Equally hearing people like Archbishop Tutu speak live at one of our events has been absolutely inspirational, so in that sense there aren’t five specific people that I would pinpoint at this stage. It’s actually made me look back retrospectively and feel very privileged as I said to have met some of the people that I’ve wanted to meet in person.
Avil Beckford: Which one book had a profound impact on your life? What was it about this book that impacted you so deeply?

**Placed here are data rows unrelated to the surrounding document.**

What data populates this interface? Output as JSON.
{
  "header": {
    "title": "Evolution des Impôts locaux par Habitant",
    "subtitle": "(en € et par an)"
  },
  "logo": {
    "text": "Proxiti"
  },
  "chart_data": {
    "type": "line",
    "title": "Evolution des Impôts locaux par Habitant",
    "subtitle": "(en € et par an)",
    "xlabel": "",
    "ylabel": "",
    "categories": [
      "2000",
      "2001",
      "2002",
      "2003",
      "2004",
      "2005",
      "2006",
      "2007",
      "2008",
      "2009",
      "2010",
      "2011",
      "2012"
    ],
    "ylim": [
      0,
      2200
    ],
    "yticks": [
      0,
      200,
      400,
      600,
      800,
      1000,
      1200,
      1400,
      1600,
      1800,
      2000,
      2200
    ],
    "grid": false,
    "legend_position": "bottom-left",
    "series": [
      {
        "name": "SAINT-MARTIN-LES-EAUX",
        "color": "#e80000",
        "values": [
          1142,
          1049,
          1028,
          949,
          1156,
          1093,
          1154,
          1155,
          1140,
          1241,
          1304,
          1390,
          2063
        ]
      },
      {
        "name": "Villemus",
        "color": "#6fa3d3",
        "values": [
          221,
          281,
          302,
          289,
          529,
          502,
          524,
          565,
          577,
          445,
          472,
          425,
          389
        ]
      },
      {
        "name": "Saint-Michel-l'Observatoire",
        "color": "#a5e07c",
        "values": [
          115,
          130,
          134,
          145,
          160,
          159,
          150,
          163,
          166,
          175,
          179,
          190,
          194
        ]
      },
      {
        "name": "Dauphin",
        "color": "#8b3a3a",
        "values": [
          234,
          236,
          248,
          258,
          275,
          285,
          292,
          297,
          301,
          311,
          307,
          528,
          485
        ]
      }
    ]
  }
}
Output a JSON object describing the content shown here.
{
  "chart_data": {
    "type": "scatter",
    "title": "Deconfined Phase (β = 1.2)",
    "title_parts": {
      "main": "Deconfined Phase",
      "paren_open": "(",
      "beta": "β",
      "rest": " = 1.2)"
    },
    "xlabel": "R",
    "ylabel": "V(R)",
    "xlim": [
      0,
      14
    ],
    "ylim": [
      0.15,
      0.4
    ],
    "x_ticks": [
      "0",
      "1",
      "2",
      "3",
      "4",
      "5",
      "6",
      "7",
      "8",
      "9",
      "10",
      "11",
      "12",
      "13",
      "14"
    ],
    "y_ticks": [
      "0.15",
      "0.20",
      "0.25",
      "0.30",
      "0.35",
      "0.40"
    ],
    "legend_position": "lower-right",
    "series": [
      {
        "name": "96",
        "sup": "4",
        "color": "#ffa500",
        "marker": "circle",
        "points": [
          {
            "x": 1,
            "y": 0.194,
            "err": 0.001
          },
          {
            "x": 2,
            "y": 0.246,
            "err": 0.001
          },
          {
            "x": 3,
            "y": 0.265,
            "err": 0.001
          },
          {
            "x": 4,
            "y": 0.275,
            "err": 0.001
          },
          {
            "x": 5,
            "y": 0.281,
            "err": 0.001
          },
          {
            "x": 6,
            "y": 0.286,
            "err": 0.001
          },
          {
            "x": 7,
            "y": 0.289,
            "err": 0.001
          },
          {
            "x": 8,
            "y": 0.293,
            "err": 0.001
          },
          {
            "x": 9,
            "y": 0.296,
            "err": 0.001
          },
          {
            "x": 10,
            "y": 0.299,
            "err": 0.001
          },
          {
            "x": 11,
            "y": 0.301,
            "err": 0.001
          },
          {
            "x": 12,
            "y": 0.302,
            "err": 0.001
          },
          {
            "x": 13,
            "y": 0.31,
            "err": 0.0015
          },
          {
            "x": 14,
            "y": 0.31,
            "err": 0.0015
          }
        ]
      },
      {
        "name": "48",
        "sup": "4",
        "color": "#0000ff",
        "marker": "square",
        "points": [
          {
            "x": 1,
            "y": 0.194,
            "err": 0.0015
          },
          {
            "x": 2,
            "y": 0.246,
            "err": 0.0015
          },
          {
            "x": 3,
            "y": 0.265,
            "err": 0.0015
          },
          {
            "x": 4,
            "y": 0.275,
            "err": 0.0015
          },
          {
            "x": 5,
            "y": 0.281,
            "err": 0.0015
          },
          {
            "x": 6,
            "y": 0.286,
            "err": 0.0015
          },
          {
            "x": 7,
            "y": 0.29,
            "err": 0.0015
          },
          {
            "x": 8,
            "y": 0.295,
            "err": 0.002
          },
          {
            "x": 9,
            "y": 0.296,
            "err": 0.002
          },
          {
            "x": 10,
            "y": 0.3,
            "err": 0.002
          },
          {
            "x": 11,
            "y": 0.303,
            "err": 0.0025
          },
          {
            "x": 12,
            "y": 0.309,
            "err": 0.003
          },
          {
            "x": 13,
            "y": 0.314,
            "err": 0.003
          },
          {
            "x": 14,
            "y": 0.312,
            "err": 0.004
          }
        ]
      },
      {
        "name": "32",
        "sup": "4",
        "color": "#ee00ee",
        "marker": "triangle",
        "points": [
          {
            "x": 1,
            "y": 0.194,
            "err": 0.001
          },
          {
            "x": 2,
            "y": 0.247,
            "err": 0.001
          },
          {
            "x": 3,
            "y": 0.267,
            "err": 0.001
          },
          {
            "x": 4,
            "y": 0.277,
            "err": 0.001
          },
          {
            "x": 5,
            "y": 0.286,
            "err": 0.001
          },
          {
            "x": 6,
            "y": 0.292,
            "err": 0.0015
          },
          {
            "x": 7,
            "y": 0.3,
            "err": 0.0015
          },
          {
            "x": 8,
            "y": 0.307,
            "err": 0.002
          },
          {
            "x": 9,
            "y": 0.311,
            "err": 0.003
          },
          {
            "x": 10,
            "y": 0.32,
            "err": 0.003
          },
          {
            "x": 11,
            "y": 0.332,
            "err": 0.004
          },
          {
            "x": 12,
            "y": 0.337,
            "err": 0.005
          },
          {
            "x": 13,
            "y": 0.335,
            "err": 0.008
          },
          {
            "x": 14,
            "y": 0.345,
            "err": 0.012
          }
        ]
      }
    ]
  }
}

Sarah Speake: This might be an odd answer, but it’s actually the book I wrote myself and it’s called Where Did I Go Wrong? and it is the book I wrote after my daughter died. It’s a very harrowing story and is an autobiographical account of what happened to me. And the reason I think it’s the book that had the most profound effect on my life is it was very cathartic to write, and as I reread it over the years it gives me a sense of how I continue to change, and how I continue to grow as somebody at the time of writing was in a very deep, dark place and very grief stricken. So I have been influenced by many books over the years but I think the one that has probably influenced me and had the most impact was the one I wrote myself because of the impact it had on me in terms of my own recovery if you like.
Avil Beckford: What excites you about life?

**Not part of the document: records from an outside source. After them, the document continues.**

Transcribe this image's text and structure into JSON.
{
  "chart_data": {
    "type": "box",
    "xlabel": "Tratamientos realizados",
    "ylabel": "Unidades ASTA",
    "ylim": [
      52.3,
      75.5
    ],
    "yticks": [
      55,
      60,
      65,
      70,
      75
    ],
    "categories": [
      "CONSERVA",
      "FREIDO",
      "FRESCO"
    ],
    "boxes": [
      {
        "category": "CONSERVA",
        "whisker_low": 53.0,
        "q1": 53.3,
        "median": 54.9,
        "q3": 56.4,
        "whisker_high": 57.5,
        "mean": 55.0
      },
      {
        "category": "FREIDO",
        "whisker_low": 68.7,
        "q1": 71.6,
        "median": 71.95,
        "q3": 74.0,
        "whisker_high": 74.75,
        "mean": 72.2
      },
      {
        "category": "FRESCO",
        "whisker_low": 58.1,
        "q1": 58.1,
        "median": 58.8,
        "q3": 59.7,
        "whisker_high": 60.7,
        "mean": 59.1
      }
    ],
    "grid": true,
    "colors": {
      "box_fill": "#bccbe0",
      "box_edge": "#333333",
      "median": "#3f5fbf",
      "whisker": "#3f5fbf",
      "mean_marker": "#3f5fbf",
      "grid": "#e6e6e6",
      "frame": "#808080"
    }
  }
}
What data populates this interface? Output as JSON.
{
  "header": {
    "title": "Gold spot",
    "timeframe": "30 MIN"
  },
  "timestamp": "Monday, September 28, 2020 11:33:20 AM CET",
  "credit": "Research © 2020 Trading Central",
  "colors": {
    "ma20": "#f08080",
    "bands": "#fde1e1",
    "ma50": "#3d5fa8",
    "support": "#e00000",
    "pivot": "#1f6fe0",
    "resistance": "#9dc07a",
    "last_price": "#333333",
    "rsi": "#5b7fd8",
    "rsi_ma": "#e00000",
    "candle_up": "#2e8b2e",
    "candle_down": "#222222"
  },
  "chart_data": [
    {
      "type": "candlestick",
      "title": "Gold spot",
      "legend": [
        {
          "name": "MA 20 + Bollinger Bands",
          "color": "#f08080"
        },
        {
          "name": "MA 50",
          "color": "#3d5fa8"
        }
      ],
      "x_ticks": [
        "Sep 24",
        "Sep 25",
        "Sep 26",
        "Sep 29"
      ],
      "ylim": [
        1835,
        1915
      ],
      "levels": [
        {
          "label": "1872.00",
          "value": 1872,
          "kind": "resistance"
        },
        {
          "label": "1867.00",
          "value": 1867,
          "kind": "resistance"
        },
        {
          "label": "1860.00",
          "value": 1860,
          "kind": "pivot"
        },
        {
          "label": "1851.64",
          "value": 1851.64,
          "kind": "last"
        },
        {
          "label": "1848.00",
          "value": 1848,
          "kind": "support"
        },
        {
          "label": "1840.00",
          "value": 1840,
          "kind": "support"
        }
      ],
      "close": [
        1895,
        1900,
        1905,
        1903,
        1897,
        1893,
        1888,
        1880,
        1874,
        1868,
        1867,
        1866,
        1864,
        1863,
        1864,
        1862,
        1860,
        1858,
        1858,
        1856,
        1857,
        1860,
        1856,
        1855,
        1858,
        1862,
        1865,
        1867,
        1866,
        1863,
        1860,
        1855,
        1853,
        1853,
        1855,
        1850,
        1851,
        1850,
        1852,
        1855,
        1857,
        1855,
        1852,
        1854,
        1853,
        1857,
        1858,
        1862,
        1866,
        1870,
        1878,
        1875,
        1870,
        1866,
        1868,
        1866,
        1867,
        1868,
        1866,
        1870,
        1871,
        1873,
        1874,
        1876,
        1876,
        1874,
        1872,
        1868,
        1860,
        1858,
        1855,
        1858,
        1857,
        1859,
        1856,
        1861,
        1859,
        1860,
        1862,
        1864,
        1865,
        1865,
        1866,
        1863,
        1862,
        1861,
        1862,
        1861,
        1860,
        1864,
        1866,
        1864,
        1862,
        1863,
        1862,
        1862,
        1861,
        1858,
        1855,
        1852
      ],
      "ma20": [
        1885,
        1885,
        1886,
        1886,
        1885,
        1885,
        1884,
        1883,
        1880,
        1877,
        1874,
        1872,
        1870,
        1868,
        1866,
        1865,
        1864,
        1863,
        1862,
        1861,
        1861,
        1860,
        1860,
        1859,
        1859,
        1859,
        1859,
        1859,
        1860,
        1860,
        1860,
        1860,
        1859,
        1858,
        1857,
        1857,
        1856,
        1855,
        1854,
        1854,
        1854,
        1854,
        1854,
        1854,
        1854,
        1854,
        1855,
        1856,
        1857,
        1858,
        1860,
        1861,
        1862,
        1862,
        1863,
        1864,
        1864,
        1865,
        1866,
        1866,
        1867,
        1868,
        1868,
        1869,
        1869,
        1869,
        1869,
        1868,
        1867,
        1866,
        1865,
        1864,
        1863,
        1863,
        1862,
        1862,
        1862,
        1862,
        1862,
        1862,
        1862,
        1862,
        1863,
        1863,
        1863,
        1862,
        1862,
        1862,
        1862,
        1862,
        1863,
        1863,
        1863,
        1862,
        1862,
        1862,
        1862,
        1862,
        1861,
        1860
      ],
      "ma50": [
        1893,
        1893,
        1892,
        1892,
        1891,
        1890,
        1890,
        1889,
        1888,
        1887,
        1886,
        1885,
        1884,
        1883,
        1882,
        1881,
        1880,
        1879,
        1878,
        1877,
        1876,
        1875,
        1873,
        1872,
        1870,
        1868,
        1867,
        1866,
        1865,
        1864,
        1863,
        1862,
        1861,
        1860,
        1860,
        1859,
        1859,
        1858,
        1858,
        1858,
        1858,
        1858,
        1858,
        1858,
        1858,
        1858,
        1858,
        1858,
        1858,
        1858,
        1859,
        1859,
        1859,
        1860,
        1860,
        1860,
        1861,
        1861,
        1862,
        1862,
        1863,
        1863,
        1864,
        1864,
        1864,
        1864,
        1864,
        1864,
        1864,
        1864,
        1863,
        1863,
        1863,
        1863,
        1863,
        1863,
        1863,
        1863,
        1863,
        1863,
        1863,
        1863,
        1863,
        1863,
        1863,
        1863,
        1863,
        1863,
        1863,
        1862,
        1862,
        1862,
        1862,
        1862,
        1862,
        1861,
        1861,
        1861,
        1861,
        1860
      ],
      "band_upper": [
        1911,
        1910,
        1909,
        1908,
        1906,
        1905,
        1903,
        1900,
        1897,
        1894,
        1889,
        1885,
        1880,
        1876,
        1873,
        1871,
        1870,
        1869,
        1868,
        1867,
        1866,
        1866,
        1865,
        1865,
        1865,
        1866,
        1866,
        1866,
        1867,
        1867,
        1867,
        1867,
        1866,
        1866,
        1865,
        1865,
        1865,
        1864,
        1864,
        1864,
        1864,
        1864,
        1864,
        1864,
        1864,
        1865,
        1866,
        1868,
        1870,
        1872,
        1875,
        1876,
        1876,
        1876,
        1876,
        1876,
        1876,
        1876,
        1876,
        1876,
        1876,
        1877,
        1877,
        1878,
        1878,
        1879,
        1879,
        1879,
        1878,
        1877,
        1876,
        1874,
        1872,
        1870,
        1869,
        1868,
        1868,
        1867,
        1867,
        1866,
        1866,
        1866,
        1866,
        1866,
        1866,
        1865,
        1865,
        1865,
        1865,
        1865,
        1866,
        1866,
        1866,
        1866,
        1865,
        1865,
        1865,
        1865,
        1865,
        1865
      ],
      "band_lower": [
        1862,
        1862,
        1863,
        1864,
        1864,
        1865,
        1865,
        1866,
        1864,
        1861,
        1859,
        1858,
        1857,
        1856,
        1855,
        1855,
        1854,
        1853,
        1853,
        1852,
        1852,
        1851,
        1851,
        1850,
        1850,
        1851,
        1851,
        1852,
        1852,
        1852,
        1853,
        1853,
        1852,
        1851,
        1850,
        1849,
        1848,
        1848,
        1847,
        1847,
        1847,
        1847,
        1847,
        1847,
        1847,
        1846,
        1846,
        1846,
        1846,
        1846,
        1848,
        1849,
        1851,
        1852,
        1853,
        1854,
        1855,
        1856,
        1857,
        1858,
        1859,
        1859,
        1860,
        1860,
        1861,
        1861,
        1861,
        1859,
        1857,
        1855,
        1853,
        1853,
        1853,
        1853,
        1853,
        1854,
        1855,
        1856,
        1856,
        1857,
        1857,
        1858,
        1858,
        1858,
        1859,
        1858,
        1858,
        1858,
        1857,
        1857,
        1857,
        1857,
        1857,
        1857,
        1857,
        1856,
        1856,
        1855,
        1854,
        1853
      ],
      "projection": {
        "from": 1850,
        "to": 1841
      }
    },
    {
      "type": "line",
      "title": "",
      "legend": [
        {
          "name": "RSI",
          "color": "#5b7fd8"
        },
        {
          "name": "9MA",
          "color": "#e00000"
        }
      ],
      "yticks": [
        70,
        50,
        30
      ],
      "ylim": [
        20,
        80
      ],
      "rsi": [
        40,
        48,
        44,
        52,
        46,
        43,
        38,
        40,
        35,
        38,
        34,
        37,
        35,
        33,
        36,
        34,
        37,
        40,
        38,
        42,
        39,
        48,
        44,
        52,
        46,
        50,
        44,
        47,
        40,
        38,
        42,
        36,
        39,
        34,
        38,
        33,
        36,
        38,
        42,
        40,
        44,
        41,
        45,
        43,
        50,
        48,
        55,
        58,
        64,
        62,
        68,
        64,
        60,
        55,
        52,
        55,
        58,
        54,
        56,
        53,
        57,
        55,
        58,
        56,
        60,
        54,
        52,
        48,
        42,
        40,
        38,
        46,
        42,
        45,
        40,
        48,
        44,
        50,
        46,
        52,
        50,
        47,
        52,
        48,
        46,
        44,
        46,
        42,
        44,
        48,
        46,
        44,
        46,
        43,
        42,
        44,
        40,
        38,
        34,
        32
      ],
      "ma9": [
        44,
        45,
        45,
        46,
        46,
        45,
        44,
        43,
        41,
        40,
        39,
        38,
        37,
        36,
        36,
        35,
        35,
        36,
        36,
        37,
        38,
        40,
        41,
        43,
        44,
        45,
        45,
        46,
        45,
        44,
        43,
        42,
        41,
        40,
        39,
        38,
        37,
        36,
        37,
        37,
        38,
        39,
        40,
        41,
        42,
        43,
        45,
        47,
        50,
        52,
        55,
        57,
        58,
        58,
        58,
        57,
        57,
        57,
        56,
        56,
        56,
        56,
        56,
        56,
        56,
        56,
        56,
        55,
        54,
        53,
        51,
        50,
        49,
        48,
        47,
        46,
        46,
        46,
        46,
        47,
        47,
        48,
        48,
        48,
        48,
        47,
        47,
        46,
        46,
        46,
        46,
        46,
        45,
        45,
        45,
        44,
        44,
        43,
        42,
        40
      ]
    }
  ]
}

Sarah Speake: A whole hot of stuff excites me about life. I love being at the top of a mountain in glorious blue sky and skiing down it at high speed surrounded by beautiful scenery. I love being a mother, I love taking risks, calculated risks within the workplace possibly less so outside work, I love spending time with my favourite people, I love very good food and wine, so in some ways I’m very easily excited and I take great pleasure in being alive actually because I nearly wasn’t a few years ago.
Avil Beckford: How do you nurture your soul?
Sarah Speake: That’s about me-time again. And that’s usually about me-time in a very different place geographically, so you asked the question about books earlier and things that have had a profound impact, for me. The best way of nurturing my soul is being in a very isolated place, ideally on a beach in very hot weather with a very good book and I can’t think of anything better than that.
Avil Beckford: If you had a personal genie and she gave you one wish, what would you wish for?
Sarah Speake: To be healthy for the rest of my life and my children’s.
Avil Beckford: Complete the following, I’m happy when…
Sarah Speake: The people around me are really happy.